Is Coda someone to aspire to? Someone to nurture? Someone to confide in? Or simply someone to study? Whatever your take, he's a captivating presence.

It's a fascinating premise that flips the way we usually think about games. Typically video games present worlds that we're meant to buy into. They usually contain their own lore, characters, mechanics and stories. Even more abstract titles like Journey, Rez or El Shaddai have a thematic or metaphorical consistency that guides us through their fantastical settings. With The Beginner's Guide, however, we're not meant to make sense of Coda's postmodern landscapes on their own terms, but rather to use them to paint a picture of the person who made them.

As such, The Beginner's Guide is actually a character study. Coda is one of gaming's most intriguing, mysterious figures. His games tend to deal with themes of alienation, self-doubt, obsession, depression and occasionally giddy mania. At one point he becomes obsessed with making games about various abstract interpretations of prisons, another title is a tranquil love letter to the simple pleasures of household chores, and one project mockingly uses fake online player notes scattered around a cavern as a metaphor for loneliness. Some of these games aren't particularly interesting on their own, but when splayed out in an anthology they start to tell the story of who this person really is.

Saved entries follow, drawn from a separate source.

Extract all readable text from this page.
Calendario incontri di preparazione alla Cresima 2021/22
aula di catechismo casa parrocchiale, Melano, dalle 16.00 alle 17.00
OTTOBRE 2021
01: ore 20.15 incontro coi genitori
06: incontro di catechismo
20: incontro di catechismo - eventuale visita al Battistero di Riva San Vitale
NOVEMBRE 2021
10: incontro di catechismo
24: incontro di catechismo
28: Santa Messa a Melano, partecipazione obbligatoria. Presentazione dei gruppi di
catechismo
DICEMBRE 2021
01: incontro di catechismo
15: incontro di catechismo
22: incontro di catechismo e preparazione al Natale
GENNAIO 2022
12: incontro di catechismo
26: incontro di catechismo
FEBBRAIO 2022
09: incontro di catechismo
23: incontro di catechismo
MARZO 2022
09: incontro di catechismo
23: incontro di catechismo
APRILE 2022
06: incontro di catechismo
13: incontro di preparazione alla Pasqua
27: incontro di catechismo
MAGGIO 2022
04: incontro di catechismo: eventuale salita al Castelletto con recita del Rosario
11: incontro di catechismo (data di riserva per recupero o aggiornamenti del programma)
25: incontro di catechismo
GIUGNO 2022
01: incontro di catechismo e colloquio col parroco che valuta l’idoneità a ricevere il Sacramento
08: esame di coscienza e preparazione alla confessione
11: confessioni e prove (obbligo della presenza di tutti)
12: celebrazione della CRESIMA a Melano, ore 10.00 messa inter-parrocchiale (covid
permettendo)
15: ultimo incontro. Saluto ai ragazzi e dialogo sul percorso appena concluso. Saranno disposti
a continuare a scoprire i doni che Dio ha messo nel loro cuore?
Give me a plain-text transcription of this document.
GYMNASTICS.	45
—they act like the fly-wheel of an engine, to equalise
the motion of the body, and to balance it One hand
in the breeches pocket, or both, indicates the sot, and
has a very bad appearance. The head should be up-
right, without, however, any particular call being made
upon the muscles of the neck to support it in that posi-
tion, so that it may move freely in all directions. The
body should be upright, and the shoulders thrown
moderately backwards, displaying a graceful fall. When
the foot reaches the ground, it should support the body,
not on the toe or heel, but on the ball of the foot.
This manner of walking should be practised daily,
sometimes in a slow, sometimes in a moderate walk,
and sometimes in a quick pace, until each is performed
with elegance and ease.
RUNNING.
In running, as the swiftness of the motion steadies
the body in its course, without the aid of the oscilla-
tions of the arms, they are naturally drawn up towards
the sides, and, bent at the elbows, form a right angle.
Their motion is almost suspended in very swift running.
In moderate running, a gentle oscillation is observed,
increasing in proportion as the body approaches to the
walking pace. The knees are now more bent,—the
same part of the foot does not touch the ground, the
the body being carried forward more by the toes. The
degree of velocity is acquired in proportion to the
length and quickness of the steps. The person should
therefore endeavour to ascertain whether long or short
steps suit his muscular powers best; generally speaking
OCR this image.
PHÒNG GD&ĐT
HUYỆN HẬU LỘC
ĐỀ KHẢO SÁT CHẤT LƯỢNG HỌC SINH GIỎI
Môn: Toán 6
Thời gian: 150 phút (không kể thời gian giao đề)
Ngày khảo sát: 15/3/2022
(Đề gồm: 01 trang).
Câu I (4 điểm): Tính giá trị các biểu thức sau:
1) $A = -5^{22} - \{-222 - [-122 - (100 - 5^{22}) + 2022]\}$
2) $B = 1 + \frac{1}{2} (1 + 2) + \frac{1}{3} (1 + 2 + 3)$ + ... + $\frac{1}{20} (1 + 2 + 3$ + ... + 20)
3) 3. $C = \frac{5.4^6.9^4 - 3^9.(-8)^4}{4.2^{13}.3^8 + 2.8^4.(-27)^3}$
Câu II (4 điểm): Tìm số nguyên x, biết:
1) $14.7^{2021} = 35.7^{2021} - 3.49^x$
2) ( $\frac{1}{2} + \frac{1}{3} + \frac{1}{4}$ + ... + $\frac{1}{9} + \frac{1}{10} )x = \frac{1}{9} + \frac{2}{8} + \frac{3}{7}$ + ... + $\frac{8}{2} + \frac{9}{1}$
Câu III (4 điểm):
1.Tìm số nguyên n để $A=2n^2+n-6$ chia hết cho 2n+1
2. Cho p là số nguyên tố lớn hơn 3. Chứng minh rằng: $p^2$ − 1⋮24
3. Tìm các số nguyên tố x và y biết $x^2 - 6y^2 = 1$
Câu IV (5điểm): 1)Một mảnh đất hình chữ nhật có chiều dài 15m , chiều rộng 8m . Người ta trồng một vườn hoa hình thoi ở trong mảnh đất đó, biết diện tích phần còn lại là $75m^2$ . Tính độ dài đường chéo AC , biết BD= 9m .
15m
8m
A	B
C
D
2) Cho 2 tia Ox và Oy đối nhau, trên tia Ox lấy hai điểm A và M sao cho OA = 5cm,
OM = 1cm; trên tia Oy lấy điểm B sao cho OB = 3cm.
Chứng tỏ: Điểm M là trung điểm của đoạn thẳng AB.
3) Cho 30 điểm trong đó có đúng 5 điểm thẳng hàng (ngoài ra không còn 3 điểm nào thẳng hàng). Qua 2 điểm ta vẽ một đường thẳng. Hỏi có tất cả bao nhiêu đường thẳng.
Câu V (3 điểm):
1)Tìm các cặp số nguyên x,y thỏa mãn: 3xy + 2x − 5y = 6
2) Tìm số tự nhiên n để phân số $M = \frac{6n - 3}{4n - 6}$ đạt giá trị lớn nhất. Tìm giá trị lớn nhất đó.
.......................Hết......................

Despite this, The Beginner's Guide isn't about Coda as much as it is about Wreden, the young developer from Sacramento who went from a nobody to a minor celebrity after releasing only one game. Wreden is obsessed with Coda; he's in awe of the man's rampant idea generation, unconventional design choices, and most importantly his aversion to seeking validation. Wreden's stubborn journey to understand this unique creature through their work is as captivating as the work itself - perhaps even more so.

What makes The Beginner's Guide work so well is that Wreden's quest is an inexorably human one that touches upon several universal struggles: How do you get to know someone who doesn't want to be known? How do you respond to a seemingly kindred spirit who may not be as relatable as we think? How do we interpret others by placing ourselves in their shoes when we're still trapped in our own heads?

It's a shockingly personal look into Wreden's psyche and the more we learn about his in-game persona and friend, the more we grow to care - and quite frankly worry - about the person who made this. Some will no doubt argue that it's self-indulgent, but I for one appreciate its rawness. Wreden doesn't hold back on his complex - and not always flattering - feelings about his plight in recent years, which makes The Beginner's Guide a gut-wrenching experience at times.

The Beginner's Guide is one of the most daring and creative commercial games to come out in a good long while. Some may call it pretentious or navel-gazing, and one could argue that its tight, linear design and scripted narration almost feel like an interactive LiveJournal entry. But when it's told with this level of craft and imagination I simply don't care. The Beginner's Guide's provocative imagery and personal prose set it apart from just about anything else out there. Those interested in how to tell personal stories in interactive media without resorting to waxy-faced NPCs or collectible audio diaries will find Wreden's latest a masterclass in character-driven storytelling.